Combining all elements above, we are confident to realize a profitable growth also for 2024. In line with our revenue guidance, we expect our EBIT performance to be at the higher end of the EBIT range (guidance is at EUR 40 – 46 million).

Our order intake for 2024 is still hinting to a growth compared to 2023. We have a strong and healthy pipeline with a lot of opportunities scheduled to close in the fourth quarter.

Interim Dividend

The Board of Directors has decided to pay an interim dividend of EUR 0.50 per share. The ex-date will be November 20th, 2024 (coupon #37) and the payment date will be November 22nd, 2024.

We reiterate the full year 2024 expected dividend distribution of EUR 1.10 per share, which remains subject to market conditions and to the approval of the Ordinary General Meeting of Shareholders.

Corporate Calendar

November 26th, 2025 : investor day

February 18th, 2025 : 2H 2024 and FY 2024 results (post market publication)

May 16th, 2025 : 1Q 2025 results (post market publication)

May 20th, 2025 : general assembly

August 19th, 2025 : 2Q 2025 and 1H 2025 results (post market publication)

November 21st, 2025 : 3Q 2025 results (post market publication)

About EVS

We create return on emotion

EVS is globally recognized as a leading provider in live video technology for broadcast and new media productions. Spanning the entire production process, EVS solutions are trusted by production teams worldwide to deliver the most gripping live sports images, buzzing entertainment shows and breaking news to billions of viewers every day – and in real time. As we continue to expand our footprint, our dedication to sustainable growth for both our business and the industry is clearly demonstrated through our ESG strategy. This commitment is not only reflected in our results, but also in our high ratings from different agencies.

Headquartered in Liège, Belgium, the company has a global presence with offices in Australia, Asia, the Middle East, Europe, North and Latin America, employing over 700 team members and ensuring sales, training, and technical support to more than 100 countries.

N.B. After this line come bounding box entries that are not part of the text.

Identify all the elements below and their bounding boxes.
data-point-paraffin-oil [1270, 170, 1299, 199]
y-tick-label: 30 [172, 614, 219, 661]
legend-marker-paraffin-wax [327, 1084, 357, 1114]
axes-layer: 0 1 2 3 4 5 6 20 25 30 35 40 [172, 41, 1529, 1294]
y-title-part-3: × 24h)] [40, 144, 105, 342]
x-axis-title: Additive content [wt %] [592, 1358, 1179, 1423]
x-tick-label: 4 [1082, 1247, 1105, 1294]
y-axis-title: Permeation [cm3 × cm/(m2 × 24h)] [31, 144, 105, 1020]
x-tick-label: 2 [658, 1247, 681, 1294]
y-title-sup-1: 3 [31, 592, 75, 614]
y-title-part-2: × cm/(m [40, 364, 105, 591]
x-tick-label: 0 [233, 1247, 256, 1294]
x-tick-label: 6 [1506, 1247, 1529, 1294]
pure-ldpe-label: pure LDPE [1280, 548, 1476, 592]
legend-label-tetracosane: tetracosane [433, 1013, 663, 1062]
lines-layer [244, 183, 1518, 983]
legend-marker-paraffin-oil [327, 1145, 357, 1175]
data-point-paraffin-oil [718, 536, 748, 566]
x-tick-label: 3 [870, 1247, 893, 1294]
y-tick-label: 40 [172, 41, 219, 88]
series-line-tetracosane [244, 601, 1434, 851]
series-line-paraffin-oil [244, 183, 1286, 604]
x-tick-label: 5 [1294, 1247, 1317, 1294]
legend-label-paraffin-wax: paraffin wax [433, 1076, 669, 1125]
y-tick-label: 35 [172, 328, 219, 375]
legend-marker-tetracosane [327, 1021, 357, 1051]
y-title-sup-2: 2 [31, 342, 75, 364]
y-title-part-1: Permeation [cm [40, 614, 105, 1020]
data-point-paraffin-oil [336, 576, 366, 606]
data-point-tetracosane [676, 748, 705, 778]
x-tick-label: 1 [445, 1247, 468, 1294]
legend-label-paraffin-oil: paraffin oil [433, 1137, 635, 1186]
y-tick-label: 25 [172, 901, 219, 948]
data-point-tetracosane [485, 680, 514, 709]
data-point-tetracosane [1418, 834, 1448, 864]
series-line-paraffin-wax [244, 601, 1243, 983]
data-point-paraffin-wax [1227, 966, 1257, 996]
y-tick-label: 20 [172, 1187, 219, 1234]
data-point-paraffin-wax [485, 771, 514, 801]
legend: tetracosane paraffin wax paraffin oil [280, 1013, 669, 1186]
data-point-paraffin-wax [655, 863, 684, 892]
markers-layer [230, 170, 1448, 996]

EVS is a public company traded on Euronext Brussels: EVS, ISIN: BE0003820371. EVS is, amongst others, part of the Euronext Tech Leaders and Euronext BEL Mid indices.

Media Contacts

For more info about this press release, or to set up an interview with EVS, please contact:

Veerle De Wit – Chief Financial Officer 
Tel: +32 4 361 7004 – Email: v.dewit@evs.com

Sébastien Verlaine – Senior Brand & Corporate Communications Manager 
Tel: +32 4 361 5809 – Email: s.verlaine@evs.com

Forward Looking Statements

This press release contains forward-looking statements with respect to the business, financial condition, and results of operations of EVS and its affiliates. These statements are based on the current expectations or beliefs of EVS's management and are subject to a number of risks and uncertainties that could cause actual results or performance of the Company to differ materially from those contemplated in such forward-looking statements. These risks and uncertainties relate to changes in technology and market requirements, the company’s concentration on one industry, decline in demand for the company’s products and those of its affiliates, inability to timely develop and introduce new technologies, products and applications, and loss of market share and pressure on pricing resulting from competition which could cause the actual results or performance of the company to differ materially from those contemplated in such forward-looking statements. EVS undertakes no obligation to publicly release any revisions to these forward-looking statements to reflect events or circumstances after the date hereof or to reflect the occurrence of unanticipated events.